Harriet caught her breath. “He is innocent, Aggie, I know it.”
Agatha looked sideways at Harriet. “It doesn’t matter if he is innocent, or whether he thinks he is the King of Spain. They nearly lynched him once, two years ago, and are obviously trying to do it again.” She fiddled with Harriet’s counterpane and then looked up with a small smile. “Besides, there is nothing more for us here. I have given in my notice to the vicar.”
Harriet fell back on the bed with a bitter laugh and looked at the ceiling. Nothing more for her in Brambridge? No, there certainly wasn’t. She turned her face to the wall, shifting as an object dug insistently into her side. Feeling down the side of the mattress, she drew out her book of Shakespeare. The play was in two months, but they had already rehearsed three quarters of it. Already it had fired the imaginations of her pupils.
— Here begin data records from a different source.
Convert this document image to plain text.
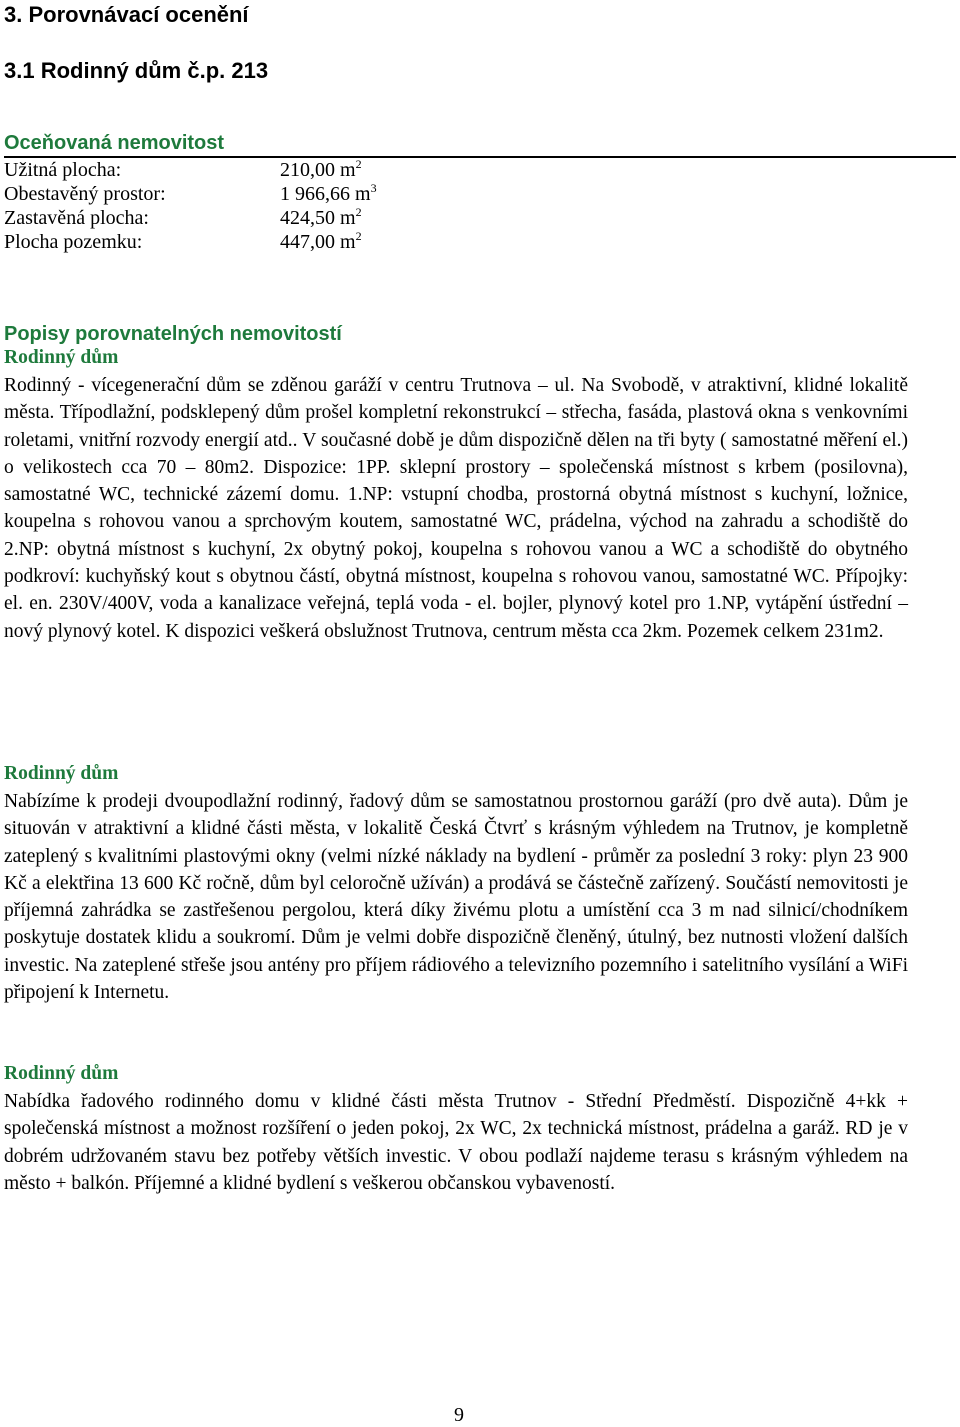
3. Porovnávací ocenění
3.1 Rodinný dům č.p. 213
Oceňovaná nemovitost
Užitná plocha:	210,00 $m^2$
Obestavěný prostor:	1 966,66 $m^3$
Zastavěná plocha:	424,50 $m^2$
Plocha pozemku:	447,00 $m^2$
Popisy porovnatelných nemovitostí
Rodinný dům
Rodinný - vícegenerační dům se zděnou garáží v centru Trutnova – ul. Na Svobodě, v atraktivní, klidné lokalitě města. Třípodlažní, podsklepený dům prošel kompletní rekonstrukcí – střecha, fasáda, plastová okna s venkovními roletami, vnitřní rozvody energií atd.. V současné době je dům dispozičně dělen na tři byty ( samostatné měření el.) o velikostech cca 70 – 80m2. Dispozice: 1PP. sklepní prostory – společenská místnost s krbem (posilovna), samostatné WC, technické zázemí domu. 1.NP: vstupní chodba, prostorná obytná místnost s kuchyní, ložnice, koupelna s rohovou vanou a sprchovým koutem, samostatné WC, prádelna, východ na zahradu a schodiště do 2.NP: obytná místnost s kuchyní, 2x obytný pokoj, koupelna s rohovou vanou a WC a schodiště do obytného podkroví: kuchyňský kout s obytnou částí, obytná místnost, koupelna s rohovou vanou, samostatné WC. Přípojky: el. en. 230V/400V, voda a kanalizace veřejná, teplá voda - el. bojler, plynový kotel pro 1.NP, vytápění ústřední – nový plynový kotel. K dispozici veškerá obslužnost Trutnova, centrum města cca 2km. Pozemek celkem 231m2.
Rodinný dům
Nabízíme k prodeji dvoupodlažní rodinný, řadový dům se samostatnou prostornou garáží (pro dvě auta). Dům je situován v atraktivní a klidné části města, v lokalitě Česká Čtvrť s krásným výhledem na Trutnov, je kompletně zateplený s kvalitními plastovými okny (velmi nízké náklady na bydlení - průměr za poslední 3 roky: plyn 23 900 Kč a elektřina 13 600 Kč ročně, dům byl celoročně užíván) a prodává se částečně zařízený. Součástí nemovitosti je příjemná zahrádka se zastřešenou pergolou, která díky živému plotu a umístění cca 3 m nad silnicí/chodníkem poskytuje dostatek klidu a soukromí. Dům je velmi dobře dispozičně členěný, útulný, bez nutnosti vložení dalších investic. Na zateplené střeše jsou antény pro příjem rádiového a televizního pozemního i satelitního vysílání a WiFi připojení k Internetu.
Rodinný dům
Nabídka řadového rodinného domu v klidné části města Trutnov - Střední Předměstí. Dispozičně 4+kk + společenská místnost a možnost rozšíření o jeden pokoj, 2x WC, 2x technická místnost, prádelna a garáž. RD je v dobrém udržovaném stavu bez potřeby větších investic. V obou podlaží najdeme terasu s krásným výhledem na město + balkón. Příjemné a klidné bydlení s veškerou občanskou vybaveností.
9
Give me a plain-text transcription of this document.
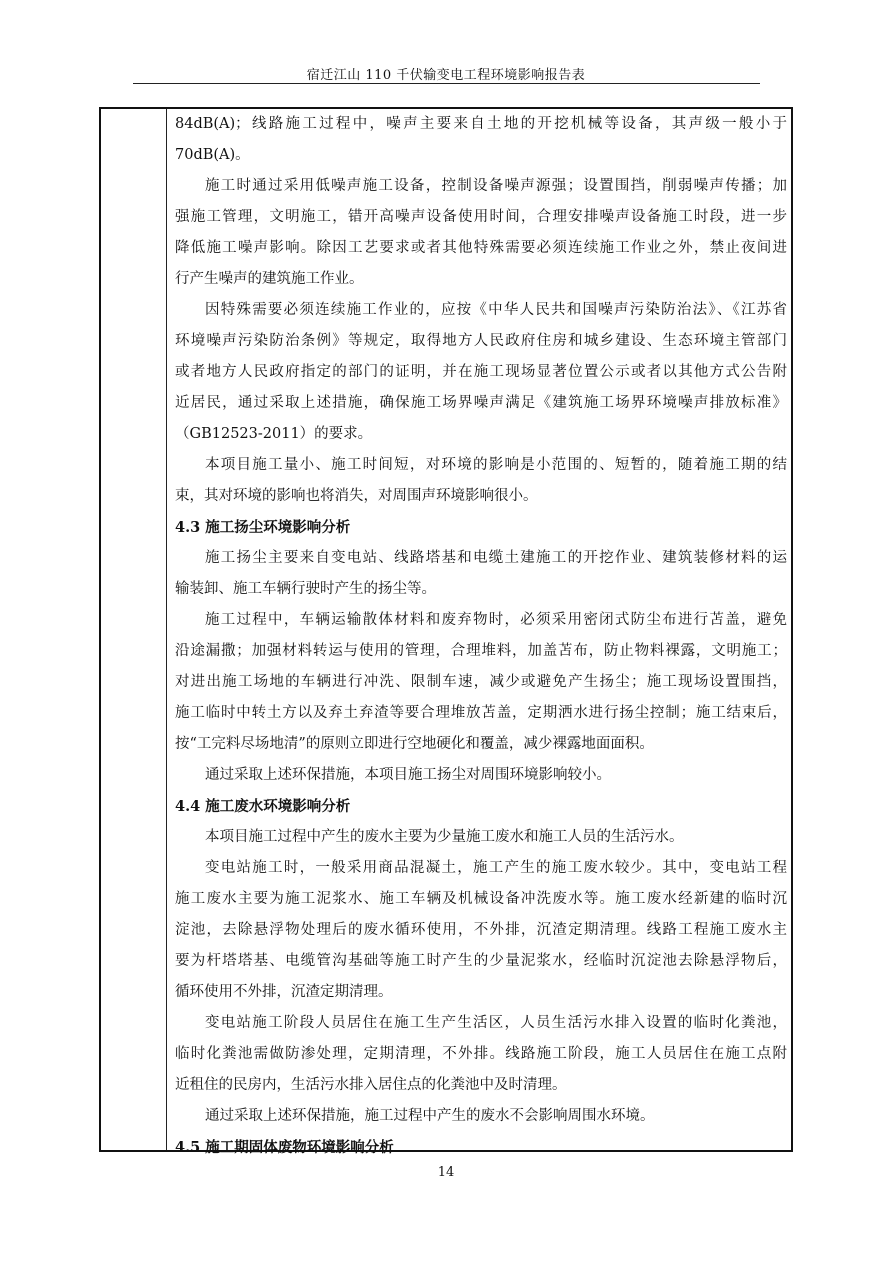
宿迁江山 110 千伏输变电工程环境影响报告表
84dB(A)；线路施工过程中，噪声主要来自土地的开挖机械等设备，其声级一般小于
70dB(A)。
施工时通过采用低噪声施工设备，控制设备噪声源强；设置围挡，削弱噪声传播；加
强施工管理，文明施工，错开高噪声设备使用时间，合理安排噪声设备施工时段，进一步
降低施工噪声影响。除因工艺要求或者其他特殊需要必须连续施工作业之外，禁止夜间进
行产生噪声的建筑施工作业。
因特殊需要必须连续施工作业的，应按《中华人民共和国噪声污染防治法》、《江苏省
环境噪声污染防治条例》等规定，取得地方人民政府住房和城乡建设、生态环境主管部门
或者地方人民政府指定的部门的证明，并在施工现场显著位置公示或者以其他方式公告附
近居民，通过采取上述措施，确保施工场界噪声满足《建筑施工场界环境噪声排放标准》
（GB12523-2011）的要求。
本项目施工量小、施工时间短，对环境的影响是小范围的、短暂的，随着施工期的结
束，其对环境的影响也将消失，对周围声环境影响很小。
4.3 施工扬尘环境影响分析
施工扬尘主要来自变电站、线路塔基和电缆土建施工的开挖作业、建筑装修材料的运
输装卸、施工车辆行驶时产生的扬尘等。
施工过程中，车辆运输散体材料和废弃物时，必须采用密闭式防尘布进行苫盖，避免
沿途漏撒；加强材料转运与使用的管理，合理堆料，加盖苫布，防止物料裸露，文明施工；
对进出施工场地的车辆进行冲洗、限制车速，减少或避免产生扬尘；施工现场设置围挡，
施工临时中转土方以及弃土弃渣等要合理堆放苫盖，定期洒水进行扬尘控制；施工结束后，
按“工完料尽场地清”的原则立即进行空地硬化和覆盖，减少裸露地面面积。
通过采取上述环保措施，本项目施工扬尘对周围环境影响较小。
4.4 施工废水环境影响分析
本项目施工过程中产生的废水主要为少量施工废水和施工人员的生活污水。
变电站施工时，一般采用商品混凝土，施工产生的施工废水较少。其中，变电站工程
施工废水主要为施工泥浆水、施工车辆及机械设备冲洗废水等。施工废水经新建的临时沉
淀池，去除悬浮物处理后的废水循环使用，不外排，沉渣定期清理。线路工程施工废水主
要为杆塔塔基、电缆管沟基础等施工时产生的少量泥浆水，经临时沉淀池去除悬浮物后，
循环使用不外排，沉渣定期清理。
变电站施工阶段人员居住在施工生产生活区，人员生活污水排入设置的临时化粪池，
临时化粪池需做防渗处理，定期清理，不外排。线路施工阶段，施工人员居住在施工点附
近租住的民房内，生活污水排入居住点的化粪池中及时清理。
通过采取上述环保措施，施工过程中产生的废水不会影响周围水环境。
4.5 施工期固体废物环境影响分析
14
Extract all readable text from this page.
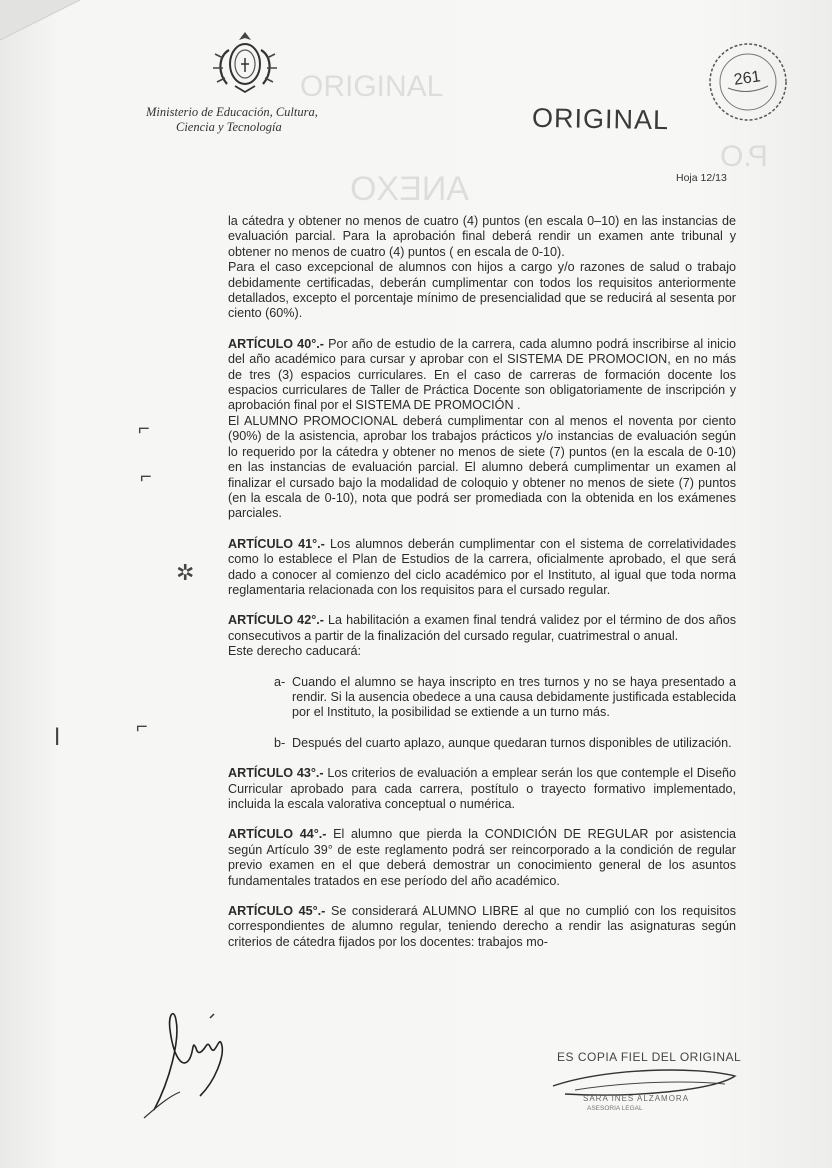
ORIGINAL
ANEXO
P.O
Ministerio de Educación, Cultura,
Ciencia y Tecnología	ORIGINAL
261
Hoja 12/13
⌐
⌐
✲
⌐
ǀ

la cátedra y obtener no menos de cuatro (4) puntos (en escala 0–10) en las instancias de evaluación parcial. Para la aprobación final deberá rendir un examen ante tribunal y obtener no menos de cuatro (4) puntos ( en escala de 0-10).

Para el caso excepcional de alumnos con hijos a cargo y/o razones de salud o trabajo debidamente certificadas, deberán cumplimentar con todos los requisitos anteriormente detallados, excepto el porcentaje mínimo de presencialidad que se reducirá al sesenta por ciento (60%).

ARTÍCULO 40°.- Por año de estudio de la carrera, cada alumno podrá inscribirse al inicio del año académico para cursar y aprobar con el SISTEMA DE PROMOCION, en no más de tres (3) espacios curriculares. En el caso de carreras de formación docente los espacios curriculares de Taller de Práctica Docente son obligatoriamente de inscripción y aprobación final por el SISTEMA DE PROMOCIÓN .

El ALUMNO PROMOCIONAL deberá cumplimentar con al menos el noventa por ciento (90%) de la asistencia, aprobar los trabajos prácticos y/o instancias de evaluación según lo requerido por la cátedra y obtener no menos de siete (7) puntos (en la escala de 0-10) en las instancias de evaluación parcial. El alumno deberá cumplimentar un examen al finalizar el cursado bajo la modalidad de coloquio y obtener no menos de siete (7) puntos (en la escala de 0-10), nota que podrá ser promediada con la obtenida en los exámenes parciales.

ARTÍCULO 41°.- Los alumnos deberán cumplimentar con el sistema de correlatividades como lo establece el Plan de Estudios de la carrera, oficialmente aprobado, el que será dado a conocer al comienzo del ciclo académico por el Instituto, al igual que toda norma reglamentaria relacionada con los requisitos para el cursado regular.

ARTÍCULO 42°.- La habilitación a examen final tendrá validez por el término de dos años consecutivos a partir de la finalización del cursado regular, cuatrimestral o anual.

Este derecho caducará:

a- Cuando el alumno se haya inscripto en tres turnos y no se haya presentado a rendir. Si la ausencia obedece a una causa debidamente justificada establecida por el Instituto, la posibilidad se extiende a un turno más.
b- Después del cuarto aplazo, aunque quedaran turnos disponibles de utilización.

ARTÍCULO 43°.- Los criterios de evaluación a emplear serán los que contemple el Diseño Curricular aprobado para cada carrera, postítulo o trayecto formativo implementado, incluida la escala valorativa conceptual o numérica.

ARTÍCULO 44°.- El alumno que pierda la CONDICIÓN DE REGULAR por asistencia según Artículo 39° de este reglamento podrá ser reincorporado a la condición de regular previo examen en el que deberá demostrar un conocimiento general de los asuntos fundamentales tratados en ese período del año académico.

ARTÍCULO 45°.- Se considerará ALUMNO LIBRE al que no cumplió con los requisitos correspondientes de alumno regular, teniendo derecho a rendir las asignaturas según criterios de cátedra fijados por los docentes: trabajos mo-

ES COPIA FIEL DEL ORIGINAL
SARA INES ALZAMORA
ASESORIA LEGAL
Laying it on her lap, she stroked the worn cover. Agatha reached for her hand and patted it. “I’m afraid your security is worth more than the midsummer play,” she said softly.
“The play
worked
.” Harriet stared down at the book. “The little ones were starting to come back to school to see what the older ones were doing, and the older ones were interested in reading in order to understand what might happen next. I was beginning to make a difference.” It was as close as she had ever come to one of her dreams.
Agatha sighed. “Sometimes Harry, you don’t think things through. How are you going to continue the play from your prison cell when they catch you? Do you think they’ll continue to allow you to teach, even innocent as you are?”